Was: Saisoneröffnung im/in und um Löwenbräu, Migros-Museum, Kunsthalle, Galerien
Wann: Freitag, 25. August
Wo: Zürich, Limmatstrasse 270–277

Aber ja, es wird einiges anders in den kargen Hallen. Die Buchhandlung Kunstgriff am Eingang muss weichen – dabei sieht sie heute mit ihrer Clare-Goodwin-Wand hinten besonders chic aus. Übrigens, eine tolle Schau der 44-jährigen britischen Geometrikerin Goodwin (für die Bezeichnung Konstruktivistin sind ihre Linien, Formen und Muster doch etwas zu kapriziös) wird gerade bei der Galerie Lullin+Ferrari eröffnet, wenige Häuser weiter. Lauter neue Werke, mit einem neckischen Hang zur Fast-Gegenständlichkeit.

Von links: Galeristin Francesca Pia vor einer Skulptur Fabrice Gygis, Marie Lusa (Galerie Gregor Staiger) mit Flyer der Ausstellung von Vittorio Brodmann, Kunstgriff-Buchhändler Markus Schmutz.

Und doch ja, das mit der Transformation bestätigen alle. Wenn auch niemand wirklich die letzten Details kennt. Das Löwenbräu will etwas gegen seinen Wohlstands-Spleen unternehmen (auch «ennuie» genannt, also Weltschmerz oder schlicht Langeweile) und verfolgt jetzt ein Ziel: mehr Besucher und mehr Fun! Der Belustigungsplan ist dem ehemaligen Zürcher Hot Spot von der ehemaligen Co-Chefin der Art Basel (und jetzigen kaufmännischen Direktorin des Kunstmuseums Basel), Annette Schönholzer, verschrieben worden.
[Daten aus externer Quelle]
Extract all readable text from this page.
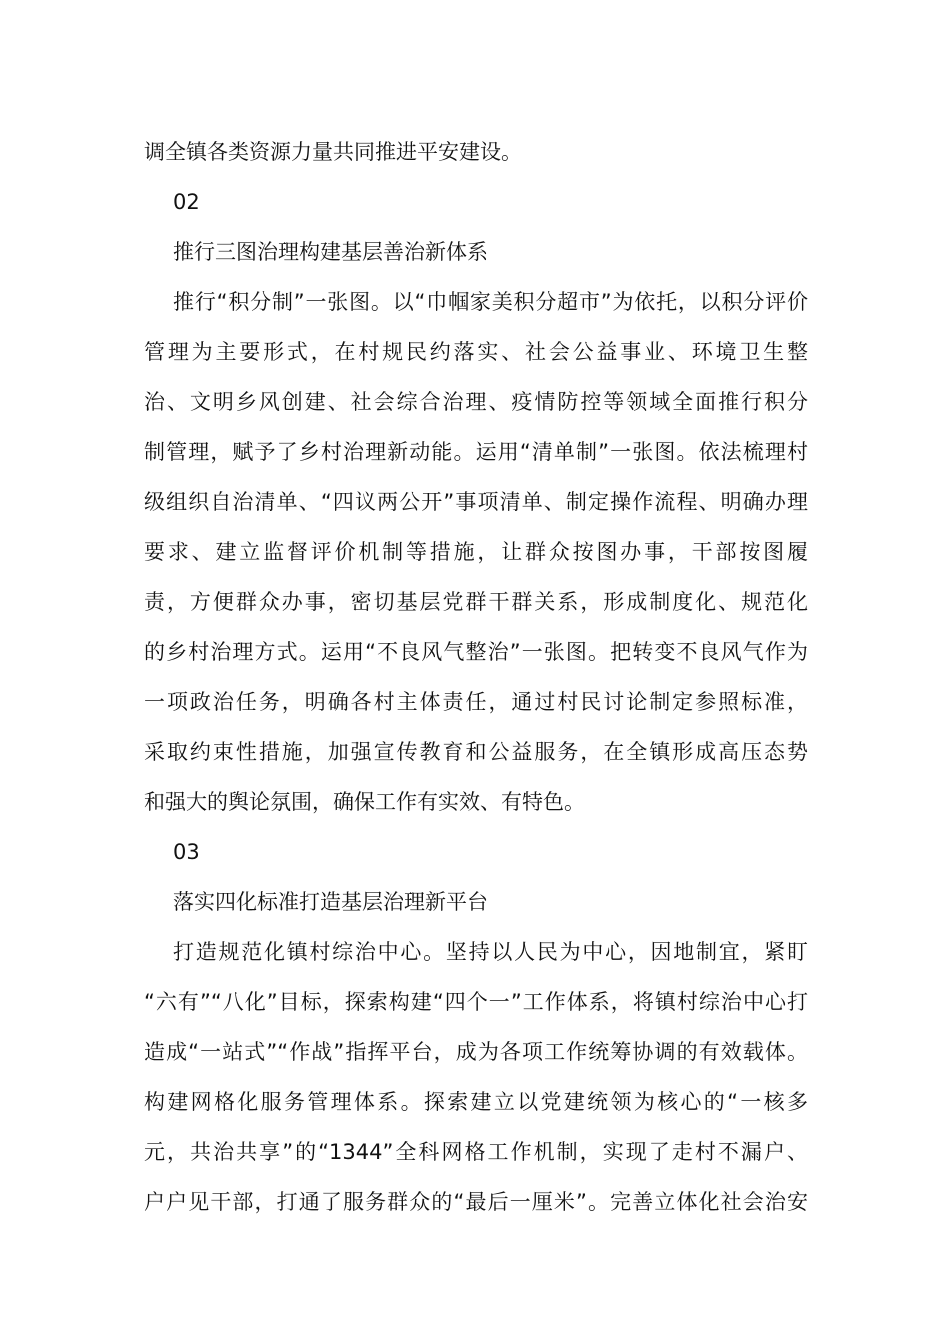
调全镇各类资源力量共同推进平安建设。
02
推行三图治理构建基层善治新体系
推行“积分制”一张图。以“巾帼家美积分超市”为依托，以积分评价
管理为主要形式，在村规民约落实、社会公益事业、环境卫生整
治、文明乡风创建、社会综合治理、疫情防控等领域全面推行积分
制管理，赋予了乡村治理新动能。运用“清单制”一张图。依法梳理村
级组织自治清单、“四议两公开”事项清单、制定操作流程、明确办理
要求、建立监督评价机制等措施，让群众按图办事，干部按图履
责，方便群众办事，密切基层党群干群关系，形成制度化、规范化
的乡村治理方式。运用“不良风气整治”一张图。把转变不良风气作为
一项政治任务，明确各村主体责任，通过村民讨论制定参照标准，
采取约束性措施，加强宣传教育和公益服务，在全镇形成高压态势
和强大的舆论氛围，确保工作有实效、有特色。
03
落实四化标准打造基层治理新平台
打造规范化镇村综治中心。坚持以人民为中心，因地制宜，紧盯
“六有”“八化”目标，探索构建“四个一”工作体系，将镇村综治中心打
造成“一站式”“作战”指挥平台，成为各项工作统筹协调的有效载体。
构建网格化服务管理体系。探索建立以党建统领为核心的“一核多
元，共治共享”的“1344”全科网格工作机制，实现了走村不漏户、
户户见干部，打通了服务群众的“最后一厘米”。完善立体化社会治安
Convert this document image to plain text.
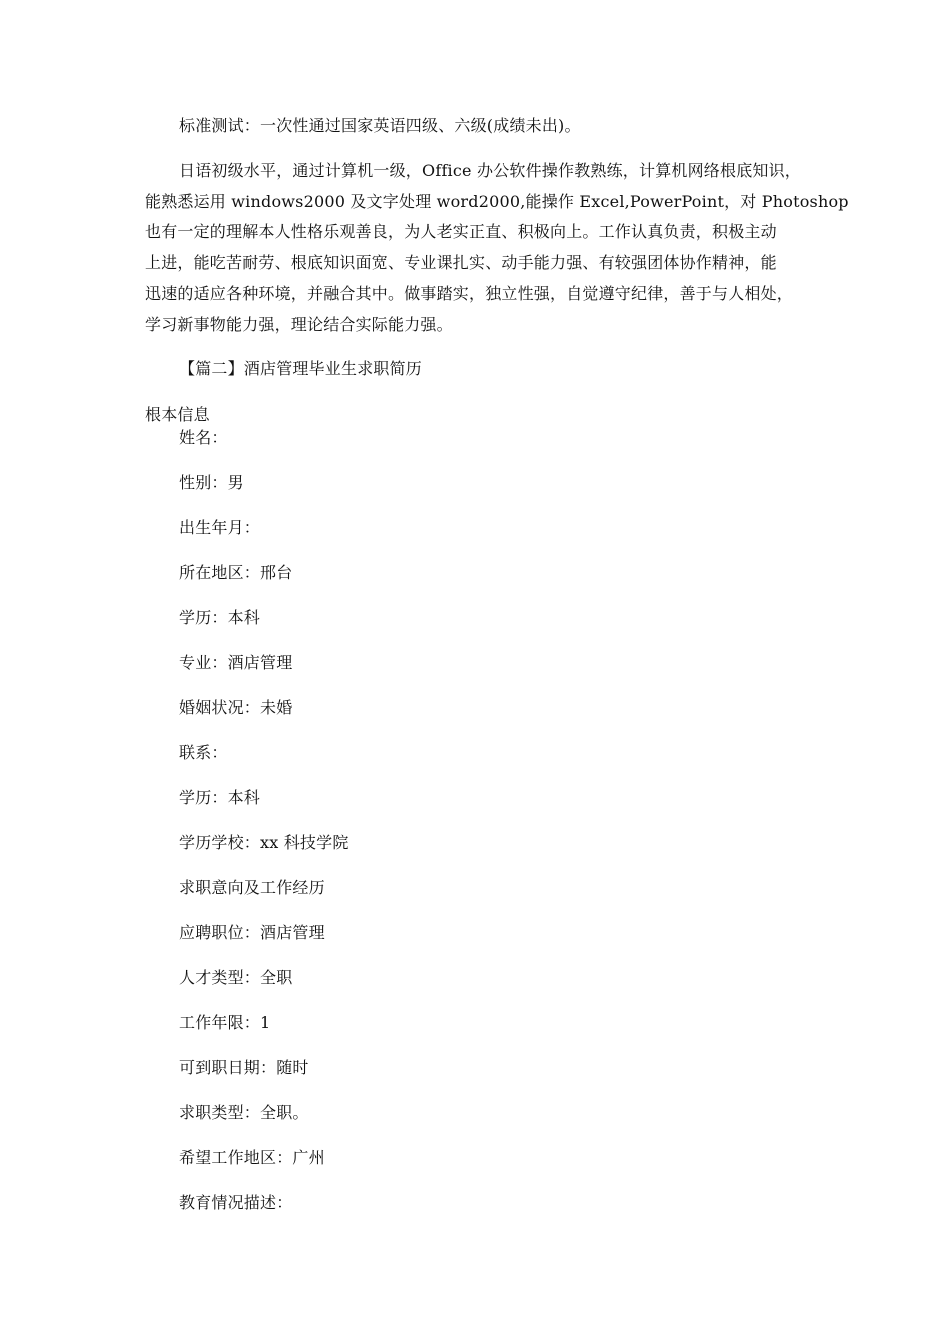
标准测试：一次性通过国家英语四级、六级(成绩未出)。
日语初级水平，通过计算机一级，Office 办公软件操作教熟练，计算机网络根底知识，
能熟悉运用 windows2000 及文字处理 word2000,能操作 Excel,PowerPoint，对 Photoshop
也有一定的理解本人性格乐观善良，为人老实正直、积极向上。工作认真负责，积极主动
上进，能吃苦耐劳、根底知识面宽、专业课扎实、动手能力强、有较强团体协作精神，能
迅速的适应各种环境，并融合其中。做事踏实，独立性强，自觉遵守纪律，善于与人相处，
学习新事物能力强，理论结合实际能力强。
【篇二】酒店管理毕业生求职简历
根本信息
姓名：
性别：男
出生年月：
所在地区：邢台
学历：本科
专业：酒店管理
婚姻状况：未婚
联系：
学历：本科
学历学校：xx 科技学院
求职意向及工作经历
应聘职位：酒店管理
人才类型：全职
工作年限：1
可到职日期：随时
求职类型：全职。
希望工作地区：广州
教育情况描述：
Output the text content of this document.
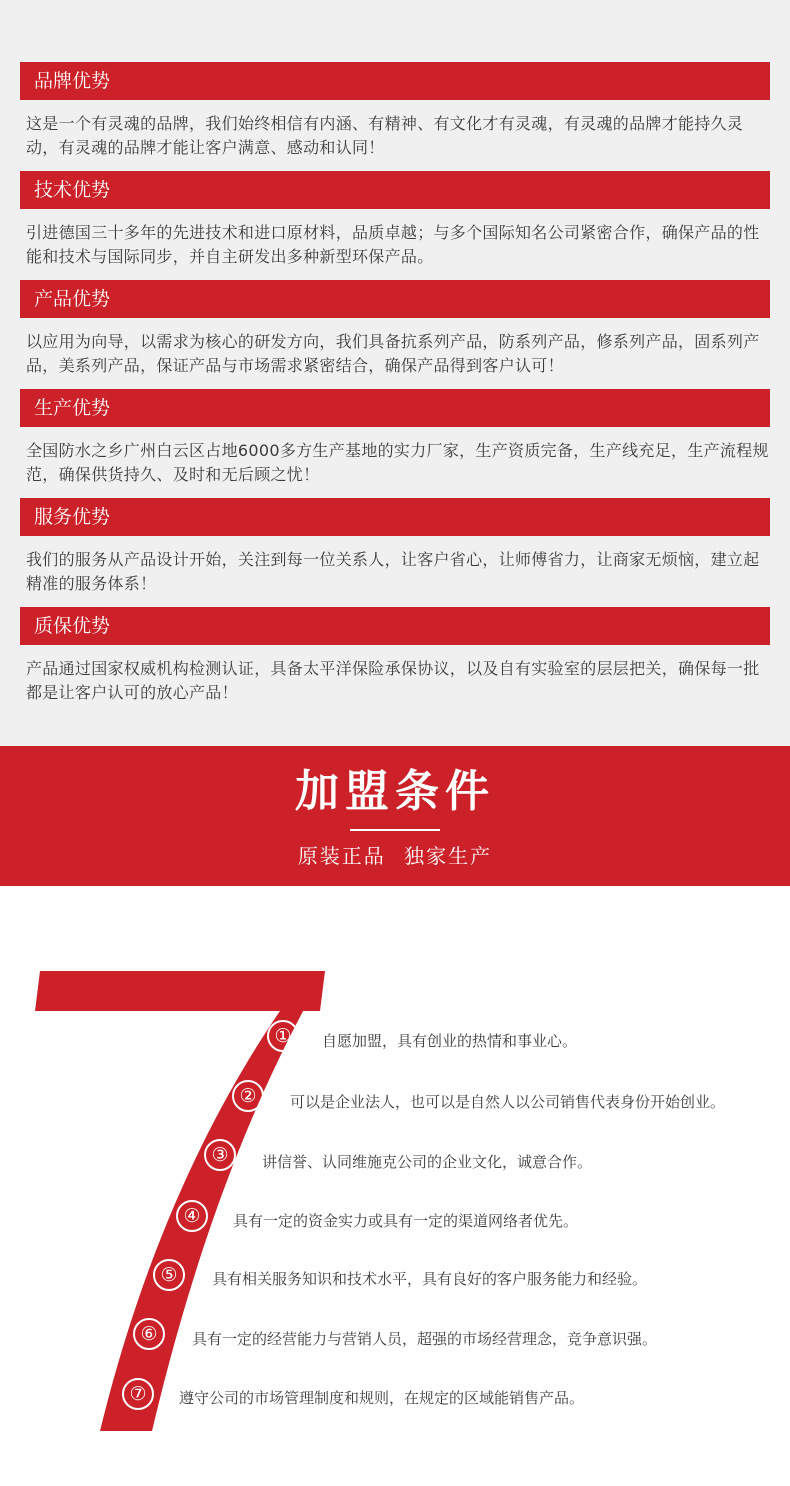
品牌优势
这是一个有灵魂的品牌，我们始终相信有内涵、有精神、有文化才有灵魂，有灵魂的品牌才能持久灵动，有灵魂的品牌才能让客户满意、感动和认同！
技术优势
引进德国三十多年的先进技术和进口原材料，品质卓越；与多个国际知名公司紧密合作，确保产品的性能和技术与国际同步，并自主研发出多种新型环保产品。
产品优势
以应用为向导，以需求为核心的研发方向，我们具备抗系列产品，防系列产品，修系列产品，固系列产品，美系列产品，保证产品与市场需求紧密结合，确保产品得到客户认可！
生产优势
全国防水之乡广州白云区占地6000多方生产基地的实力厂家，生产资质完备，生产线充足，生产流程规范，确保供货持久、及时和无后顾之忧！
服务优势
我们的服务从产品设计开始，关注到每一位关系人，让客户省心，让师傅省力，让商家无烦恼，建立起精准的服务体系！
质保优势
产品通过国家权威机构检测认证，具备太平洋保险承保协议，以及自有实验室的层层把关，确保每一批都是让客户认可的放心产品！
加盟条件
原装正品 独家生产
①	自愿加盟，具有创业的热情和事业心。
②	可以是企业法人，也可以是自然人以公司销售代表身份开始创业。
③	讲信誉、认同维施克公司的企业文化，诚意合作。
④	具有一定的资金实力或具有一定的渠道网络者优先。
⑤	具有相关服务知识和技术水平，具有良好的客户服务能力和经验。
⑥	具有一定的经营能力与营销人员，超强的市场经营理念，竞争意识强。
⑦	遵守公司的市场管理制度和规则，在规定的区域能销售产品。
In ihrer Funktion als Beraterin hat sie einen Genesungsplan für das lethargisch dämmernde Kunstzentrum entworfen. Gut, ich muss gestehen, dass ich bisher die elegant-zurückhaltende Erscheinung von Frau Schönholzer NICHT mit irgendwelchen euphorischen Zuständen assoziiert habe, aber man kann sich ja täuschen. Was sicher seltsam ist: Die Details des Löwenbräu-Transformationsplans werden so geheim gehalten, man könnte meinen, es handle sich dabei um Baupläne für nordkoreanische Luftraketen. Dabei … Jeder Mensch mit gesundem Menschenverstand kann sich in etwa vorstellen, was Frau Doktor da verschreiben konnte. Prost!

Shirana Shabhazis «Fire/Works for Parkett», noch bis Oktober zu sehen.

Am Freitag war schon mal genug Tranksame da. Ich kam spät von den Bergen herunter und eilte sofort ins «kleine Löwenbräu», wo die Galerien Francesca Pia und Gregor Staiger Eröffnungen feierten (sowie die wunderbaren Räume besichtigt werden konnten, die Shirana Shabhazi fürs Parkett eingerichtet hat). Shirana übrigens eröffnet eine Einzelschau bei Peter Kilchmann im Maag-Areal kommenden Freitag – don’t miss. Lauter neue Werke.

Vergeistigter Konstruktiver? Neue Werke von Fabrice Gygi bei Francesca Pia.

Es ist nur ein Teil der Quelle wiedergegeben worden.